Yep. Once i knew my numbers were good I had Tom Woods build one for me.
 
So I got to thinking, is 2.5* of castor correction not the same whether you use a bushing or a plate?
Don’t they both accomplish the same goal?
Why is one better than the other?


I got to know……

devo
 
Possibly the same in terms of the resulting caster but even the different plates aren't all the same in some subtle and likely important ways. Some plates may net desired caster without as many issues with tie-rod to radius arm clearance for example. The bushings that offer caster correction are different from OE bushing in a number of ways including the caster bushings being less durable and firmer in terms of flex and ride quality. There seems to be some variety of experience from one 80 to another based on overall setup, use, etc. for bushings and plates as well.
 
Bushings and plates are bandaid’s. Definitely stay away from correction bushings if you plan to to drive off road and twist the suspension a good deal. The plates create the problem of tie rod to leading arm interference.

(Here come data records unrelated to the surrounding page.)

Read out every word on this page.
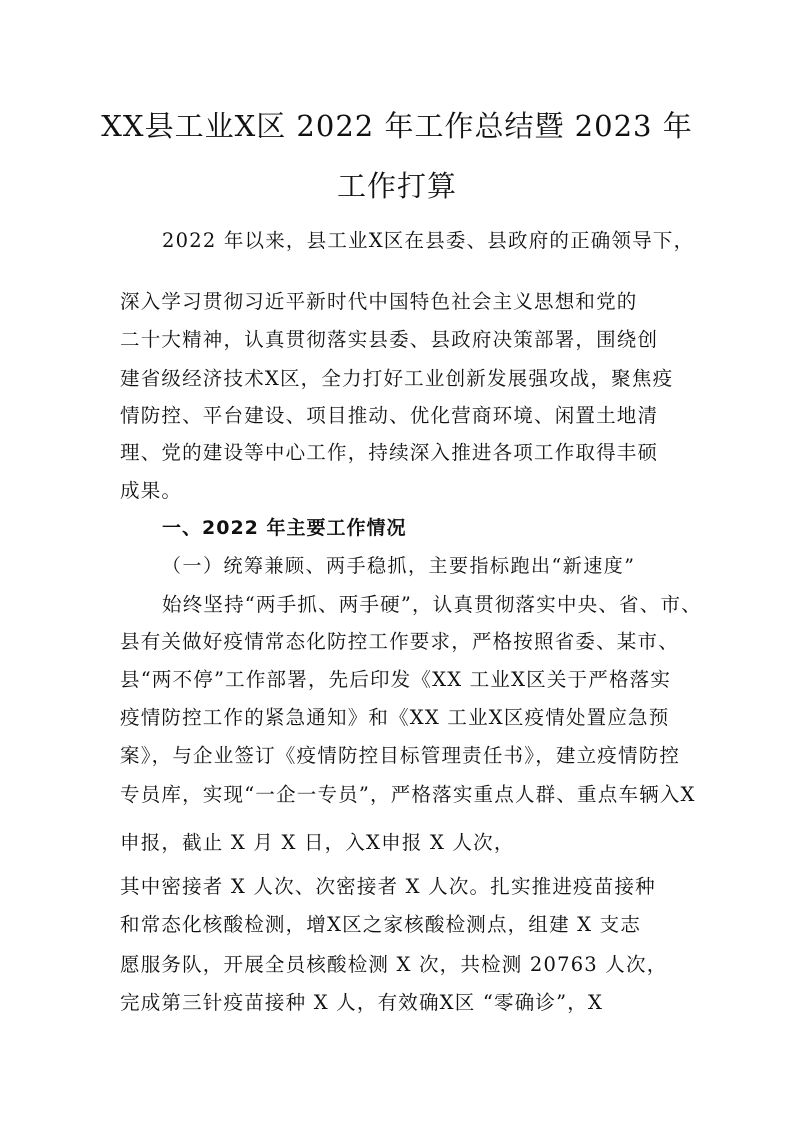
XX县工业X区 2022 年工作总结暨 2023 年
工作打算
2022 年以来，县工业X区在县委、县政府的正确领导下，
深入学习贯彻习近平新时代中国特色社会主义思想和党的
二十大精神，认真贯彻落实县委、县政府决策部署，围绕创
建省级经济技术X区，全力打好工业创新发展强攻战，聚焦疫
情防控、平台建设、项目推动、优化营商环境、闲置土地清
理、党的建设等中心工作，持续深入推进各项工作取得丰硕
成果。
一、2022 年主要工作情况
（一）统筹兼顾、两手稳抓，主要指标跑出“新速度”
始终坚持“两手抓、两手硬”，认真贯彻落实中央、省、市、
县有关做好疫情常态化防控工作要求，严格按照省委、某市、
县“两不停”工作部署，先后印发《XX 工业X区关于严格落实
疫情防控工作的紧急通知》和《XX 工业X区疫情处置应急预
案》，与企业签订《疫情防控目标管理责任书》，建立疫情防控
专员库，实现“一企一专员”，严格落实重点人群、重点车辆入X
申报，截止 X 月 X 日，入X申报 X 人次，
其中密接者 X 人次、次密接者 X 人次。扎实推进疫苗接种
和常态化核酸检测，增X区之家核酸检测点，组建 X 支志
愿服务队，开展全员核酸检测 X 次，共检测 20763 人次，
完成第三针疫苗接种 X 人，有效确X区 “零确诊”，X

I ground down my original arms to run Slee castor plates when I was new to the 80 and Slee arms were the only choice and seemed very expensive at the time when I was trying to save money. Building an 80 and saving money are two contradicting ideas. I’ve learned that.

Long story short; all that crap is hack work and bandaid patches. The most correct way to get castor back to spec post lift is to use drop brackets at the frame end of the arms. The next most correct, and by far the most popular, solution is arms designed for the lift on the truck.

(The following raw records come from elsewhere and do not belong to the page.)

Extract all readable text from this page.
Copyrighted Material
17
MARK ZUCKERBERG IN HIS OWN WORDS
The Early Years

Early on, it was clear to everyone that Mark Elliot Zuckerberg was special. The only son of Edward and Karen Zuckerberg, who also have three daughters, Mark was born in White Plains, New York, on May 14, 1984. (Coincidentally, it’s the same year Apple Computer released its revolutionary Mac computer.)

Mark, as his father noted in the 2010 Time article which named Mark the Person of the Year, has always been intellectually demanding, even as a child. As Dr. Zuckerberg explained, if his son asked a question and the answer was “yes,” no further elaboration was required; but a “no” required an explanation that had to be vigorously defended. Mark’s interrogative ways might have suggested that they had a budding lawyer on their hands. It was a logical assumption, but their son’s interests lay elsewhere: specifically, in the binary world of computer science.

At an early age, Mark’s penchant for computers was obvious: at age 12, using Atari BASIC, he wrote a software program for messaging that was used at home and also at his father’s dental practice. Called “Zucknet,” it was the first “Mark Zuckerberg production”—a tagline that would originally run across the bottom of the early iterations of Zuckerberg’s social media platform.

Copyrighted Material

I got tired of dealing with tie rod contact even though I ground the arm practically all the way through the top of the arm and into the web of the I beam so I bought Delta arms. Wish I had done it sooner.

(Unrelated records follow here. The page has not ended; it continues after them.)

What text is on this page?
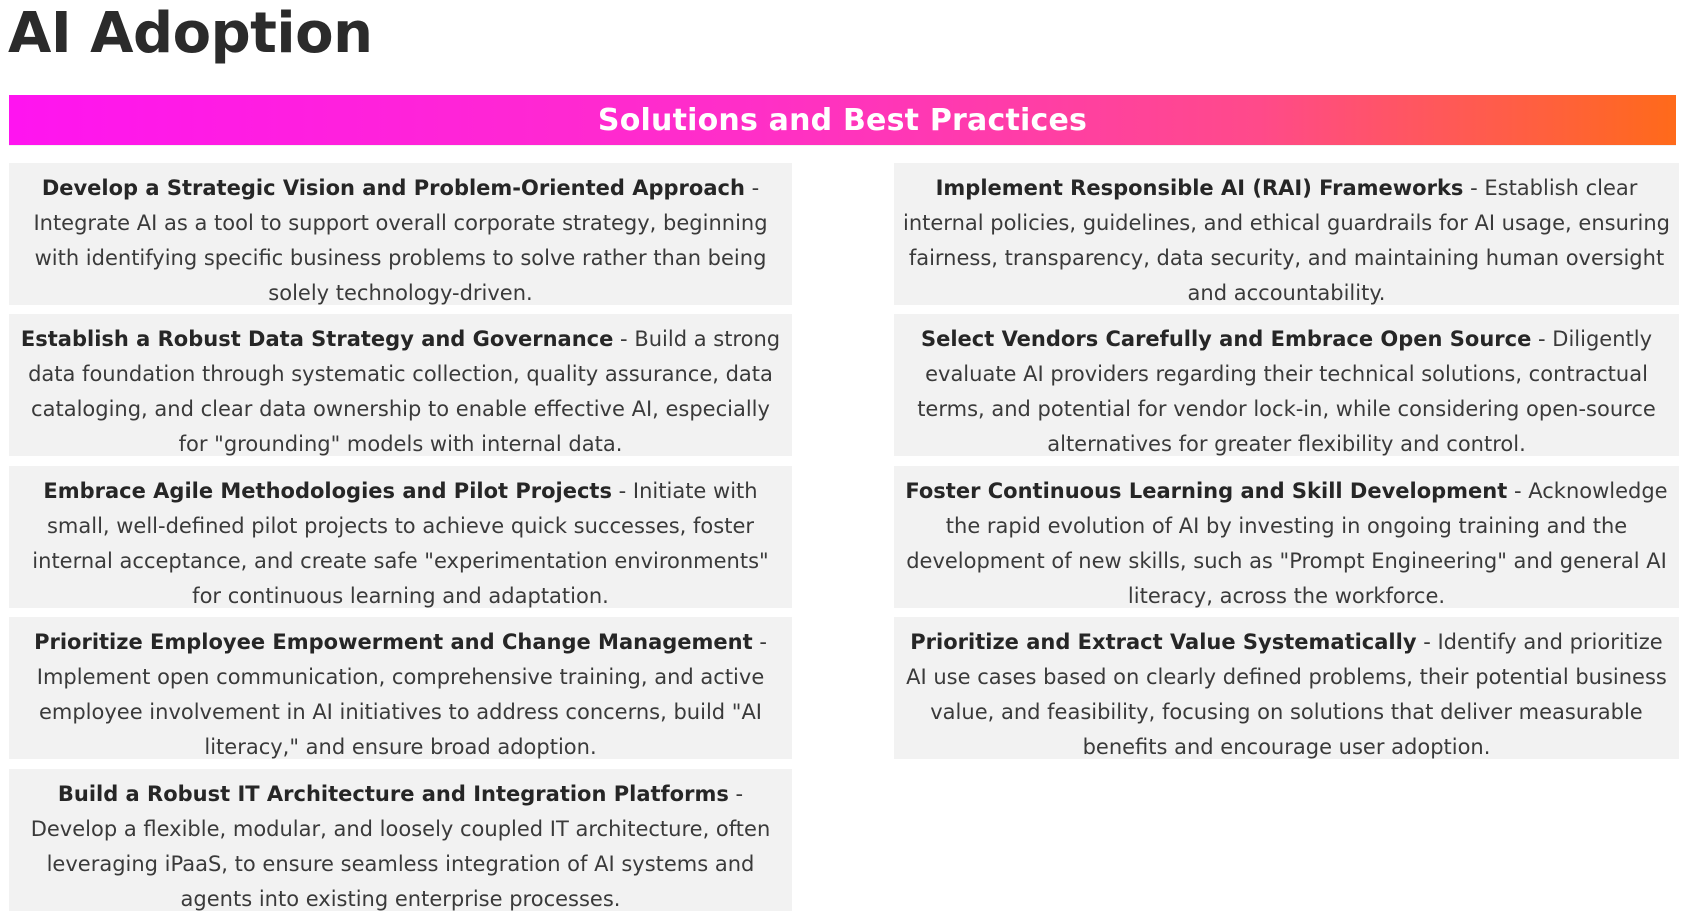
AI Adoption
Solutions and Best Practices
Develop a Strategic Vision and Problem-Oriented Approach - Integrate AI as a tool to support overall corporate strategy, beginning with identifying specific business problems to solve rather than being solely technology-driven.
Establish a Robust Data Strategy and Governance - Build a strong data foundation through systematic collection, quality assurance, data cataloging, and clear data ownership to enable effective AI, especially for "grounding" models with internal data.
Embrace Agile Methodologies and Pilot Projects - Initiate with small, well-defined pilot projects to achieve quick successes, foster internal acceptance, and create safe "experimentation environments" for continuous learning and adaptation.
Prioritize Employee Empowerment and Change Management - Implement open communication, comprehensive training, and active employee involvement in AI initiatives to address concerns, build "AI literacy," and ensure broad adoption.
Build a Robust IT Architecture and Integration Platforms - Develop a flexible, modular, and loosely coupled IT architecture, often leveraging iPaaS, to ensure seamless integration of AI systems and agents into existing enterprise processes.
Implement Responsible AI (RAI) Frameworks - Establish clear internal policies, guidelines, and ethical guardrails for AI usage, ensuring fairness, transparency, data security, and maintaining human oversight and accountability.
Select Vendors Carefully and Embrace Open Source - Diligently evaluate AI providers regarding their technical solutions, contractual terms, and potential for vendor lock-in, while considering open-source alternatives for greater flexibility and control.
Foster Continuous Learning and Skill Development - Acknowledge the rapid evolution of AI by investing in ongoing training and the development of new skills, such as "Prompt Engineering" and general AI literacy, across the workforce.
Prioritize and Extract Value Systematically - Identify and prioritize AI use cases based on clearly defined problems, their potential business value, and feasibility, focusing on solutions that deliver measurable benefits and encourage user adoption.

In the end, castor plates were a waste of time and money.
 
One other consideration for the delta arms.
If you’re a shade tree mechanic, without a welder or a 20,000# press at your disposal, delta arms are pretty much the only wrench off / wrench on option.

In “retro spec”, despite the $$$, and all other considered, for my rig….they were absolutely my best option.

Been very happy with the Dobi 1.75 IMS and Delta arms. Doesn’t feel like overkill, just feels like the right solution.
 
Bushings and plates are bandaid’s. Definitely stay away from correction bushings if you plan to to drive off road and twist the suspension a good deal. The plates create the problem of tie rod to leading arm interference.

I ground down my original arms to run Slee castor plates when I was new to the 80 and Slee arms were the only choice and seemed very expensive at the time when I was trying to save money. Building an 80 and saving money are two contradicting ideas. I’ve learned that.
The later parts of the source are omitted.